Polizei-News für MSP , Region Mainfranken , Unterfranken und Rhön , 14.04.2017

Motorradfahrer tödlich verunglückt

EBELSBACH, LKR. HASSBERGE. Zu einem schweren Verkehrsunfall kam es am Freitagnachmittag im Ebelsbacher Ortsteil Rudendorf. Ein Motorradfahrer zog sich dabei schwere Verletzungen zu und verstarb noch an der Unfallstelle.

Der Suzukifahrer war gegen 15:00 Uhr auf der Staatsstraße 2281 von Leppelsdorf kommend in Richtung Rudendorf unterwegs, als er am Ortseingang von Rudendorf in einer Rechtskurve wohl die Kontrolle über seine Maschine verlor. Nach dem derzeitigen Ermittlungstand der Polizeiinspektion Haßfurt wurde der 53-jährige Motorradfahrer aus dem Landkreis Haßberge nach links aus der Kurve getragen und stürzte schwer. Der Rettungsdienst und ein Notarzt versorgten den Mann und leiteten Reanimationsmaßnahmen ein. Die Bemühungen blieben jedoch erfolglos und der Verletzte verstarb an der Unfallstelle.

Auf Anordnung der Staatsanwaltschaft wurde ein Sachverständiger hinzugezogen. Während des Rettungseinsatzes und der Unfallaufnahme war die Staatsstraße 2281 zeitweise komplett gesperrt. Es kam es zu Verkehrsbehinderungen. Die Ermittlungen zum Unfallhergang führt die Polizeiinspektion Haßfurt. Neben Rettungsdienst und Polizei waren auch die Feuerwehren aus Ebelsbach und Rudendorf im Einsatz.
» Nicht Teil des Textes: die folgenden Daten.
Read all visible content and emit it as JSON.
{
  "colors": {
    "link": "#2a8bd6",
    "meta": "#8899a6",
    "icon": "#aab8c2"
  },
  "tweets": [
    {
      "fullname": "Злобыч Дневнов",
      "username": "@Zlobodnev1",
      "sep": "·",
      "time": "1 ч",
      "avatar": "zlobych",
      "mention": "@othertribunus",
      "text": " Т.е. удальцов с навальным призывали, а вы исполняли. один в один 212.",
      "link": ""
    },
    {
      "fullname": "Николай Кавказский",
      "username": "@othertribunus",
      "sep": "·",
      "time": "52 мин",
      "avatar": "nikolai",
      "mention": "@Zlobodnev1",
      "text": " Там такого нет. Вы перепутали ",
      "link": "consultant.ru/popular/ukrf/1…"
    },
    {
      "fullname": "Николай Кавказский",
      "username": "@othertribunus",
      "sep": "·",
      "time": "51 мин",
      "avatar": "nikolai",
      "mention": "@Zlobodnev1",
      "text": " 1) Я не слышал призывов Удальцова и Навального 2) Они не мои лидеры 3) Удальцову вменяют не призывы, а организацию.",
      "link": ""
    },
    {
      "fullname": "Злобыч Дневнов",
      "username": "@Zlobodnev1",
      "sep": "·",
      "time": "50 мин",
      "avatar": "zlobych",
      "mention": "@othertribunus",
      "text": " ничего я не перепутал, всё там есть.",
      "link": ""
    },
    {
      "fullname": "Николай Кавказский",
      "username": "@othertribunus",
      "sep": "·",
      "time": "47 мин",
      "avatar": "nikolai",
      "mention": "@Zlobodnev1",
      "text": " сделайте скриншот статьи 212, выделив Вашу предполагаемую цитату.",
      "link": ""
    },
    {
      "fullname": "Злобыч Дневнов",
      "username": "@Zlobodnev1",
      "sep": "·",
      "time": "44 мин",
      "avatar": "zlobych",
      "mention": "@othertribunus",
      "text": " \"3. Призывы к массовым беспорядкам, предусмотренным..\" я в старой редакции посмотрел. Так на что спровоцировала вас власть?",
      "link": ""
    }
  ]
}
Versuchtes Tötungsdelikt in Mömlingen – Öffentlichkeitsfahndung nach Tatverdächtigem

Gemeinsame Presseerklärung des PP Unterfranken und der Staatsanwaltschaft Aschaffenburg

MÖMLINGEN, LKR. MILTENBERG. Am späten Freitagvormittag kam es in einem Waldstück bei Mömlingen zu einem versuchten Tötungsdelikt. Die Kriminalpolizei ermittelt in enger Abstimmung mit der Staatsanwaltschaft Aschaffenburg. Derzeit laufen Fahndungsmaßnahmen im Bereich Mömlingen. Die Ermittler hoffen durch eine Veröffentlichung der Personenbeschreibung auf Zeugenhinweise.

 

Tatverdächtiger
Foto: Polizei

Kurz nach 11:00 Uhr wurde die Einsatzzentrale des Polizeipräsidiums Unterfranken durch die Integrierte Leitstelle Untermain über eine schwerverletzte Frau informiert, die in ein Krankenhaus eingeliefert worden war. Ersten Ermittlungen zu Folge soll es in einem Waldstück bei Mömlingen zu einer Auseinandersetzung zwischen der Frau und ihrem Ehemann gekommen sein. Der 47-jährige Mann soll dabei die Frau aus dem gemeinsam genutzten Auto gezogen und mit massiver Gewalt auf sie eingewirkt haben. Anschließend soll der Mann in den Wald geflüchtet sein. Der ebenfalls anwesende Sohn brachte seine schwerverletzte Mutter mit dem Fahrzeug zunächst zur Wohnung der Familie. Von dort wurde der Rettungsdienst verständigt.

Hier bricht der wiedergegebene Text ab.